The book is one of an expected flood of books popular in the West that have never been translated in Burmese and printed in Burma.
A publisher told The Myanmar Times in an article on Monday that he wanted to translate the works of Aung San Suu Kyi, Nelson Mandela and Dalai Lama, which were banned in the past.
The English-language edition of Thant Myint-U’s Where China Meets India — which highlights Burma’s geopolitical role between China and India — is available at Myanmar Book Centre in Ahlone Township.
“Over the next couple of decades or so, Myanmar will be fundamentally remade, for better or worse, from being an isolated backwater, a dead-end, to being a crossroads between China and India and between China and the Bay of Bengal,” Thant Myint-U, the maternal grandson of the late U.N. Secretary-General U Thant, told the The Myanmar Times.

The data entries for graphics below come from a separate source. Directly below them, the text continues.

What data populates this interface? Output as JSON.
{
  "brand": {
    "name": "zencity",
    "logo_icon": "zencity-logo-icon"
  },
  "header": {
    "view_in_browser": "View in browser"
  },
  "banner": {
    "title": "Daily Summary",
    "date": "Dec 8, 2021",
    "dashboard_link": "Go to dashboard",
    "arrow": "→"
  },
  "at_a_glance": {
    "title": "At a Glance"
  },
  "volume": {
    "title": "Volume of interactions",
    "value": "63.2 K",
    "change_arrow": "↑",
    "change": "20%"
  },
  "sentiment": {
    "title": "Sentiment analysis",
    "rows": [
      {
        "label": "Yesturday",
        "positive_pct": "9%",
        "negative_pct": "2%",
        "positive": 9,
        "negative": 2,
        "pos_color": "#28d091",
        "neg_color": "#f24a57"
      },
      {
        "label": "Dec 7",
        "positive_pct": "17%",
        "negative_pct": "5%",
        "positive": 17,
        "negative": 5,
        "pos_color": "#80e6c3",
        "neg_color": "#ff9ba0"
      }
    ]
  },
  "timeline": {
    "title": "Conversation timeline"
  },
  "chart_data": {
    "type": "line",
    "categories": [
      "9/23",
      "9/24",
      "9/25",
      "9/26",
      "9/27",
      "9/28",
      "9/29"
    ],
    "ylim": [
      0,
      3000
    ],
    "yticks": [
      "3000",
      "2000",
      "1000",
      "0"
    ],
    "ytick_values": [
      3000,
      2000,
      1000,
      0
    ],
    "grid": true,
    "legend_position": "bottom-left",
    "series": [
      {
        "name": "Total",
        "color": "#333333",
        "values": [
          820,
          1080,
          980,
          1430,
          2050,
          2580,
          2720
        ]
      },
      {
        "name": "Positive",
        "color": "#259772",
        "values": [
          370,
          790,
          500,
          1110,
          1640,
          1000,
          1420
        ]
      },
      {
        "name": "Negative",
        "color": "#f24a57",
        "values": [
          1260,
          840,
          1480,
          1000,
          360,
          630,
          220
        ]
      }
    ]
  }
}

“Nothing is more important for the future of the Myanmar people than being able to manage this new role, which is wholly different from any role Myanmar has played in the past,” he said. “It is only by looking at our own history, but also the history of eastern India and the history of southwest China, that we can see clearly the incredible significance of this present moment.”
His thesis is that for thousands of years, the frontier of Chinese civilization has moved steadily to the southwest. “This could be an extremely good thing or a bad thing, depending on how well our leadership understands the challenges and seeks to manage them,” he said.

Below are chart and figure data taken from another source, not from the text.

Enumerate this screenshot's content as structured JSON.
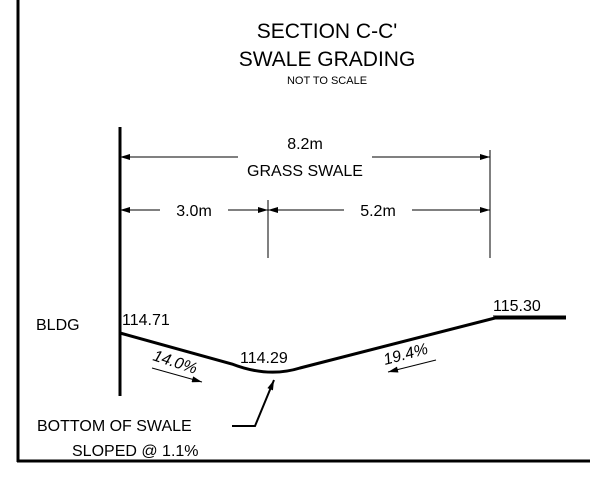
{
  "title": "SECTION C-C'",
  "subtitle": "SWALE GRADING",
  "scale_note": "NOT TO SCALE",
  "dimensions": {
    "overall": "8.2m",
    "overall_label": "GRASS SWALE",
    "left": "3.0m",
    "right": "5.2m"
  },
  "labels": {
    "building": "BLDG",
    "elev_bldg": "114.71",
    "elev_bottom": "114.29",
    "elev_top": "115.30",
    "slope_left": "14.0%",
    "slope_right": "19.4%",
    "note_line1": "BOTTOM OF SWALE",
    "note_line2": "SLOPED @ 1.1%"
  }
}
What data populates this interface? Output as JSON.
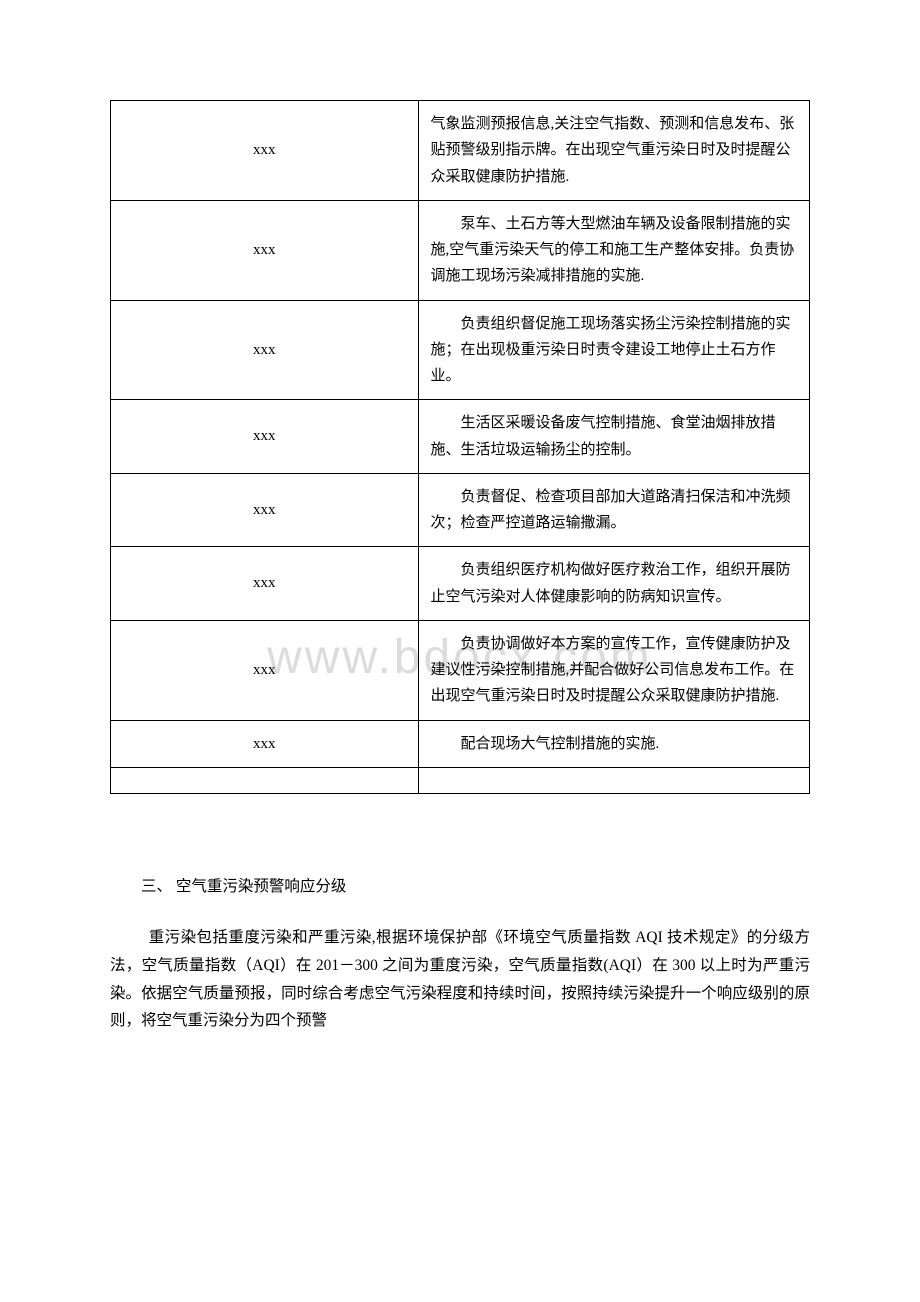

Dr. Thant Thaw Kaung, chairman of Myanmar Book Centre, told the newspaper: “During the process of democratization, readers should have more access to political and history books, which are very helpful. “I’ve heard that the censorship system will be reformed after the [April 1] by-election, by permitting books to be imported without being read by censors. We just need to register the books we import.”
“In River of Lost in Footsteps, Dr. Thant Myint-U portrays Myanmar history but also carries out a comparative study of other histories. He writes about what happened in Myanmar in 1988,” he said.
U Myo Aung, a publisher at Green bookstore, said he expected to be able to import books about Suu Kyi very soon, and articles about her in Time, Newsweek and Reader’s Digest are no longer censored. Suu Kyi’s books, such as Freedom from Fear and Letters from Burma are easily understandable to common people in Burma, who for the most part have never had a chance to read them in Burmese, he said.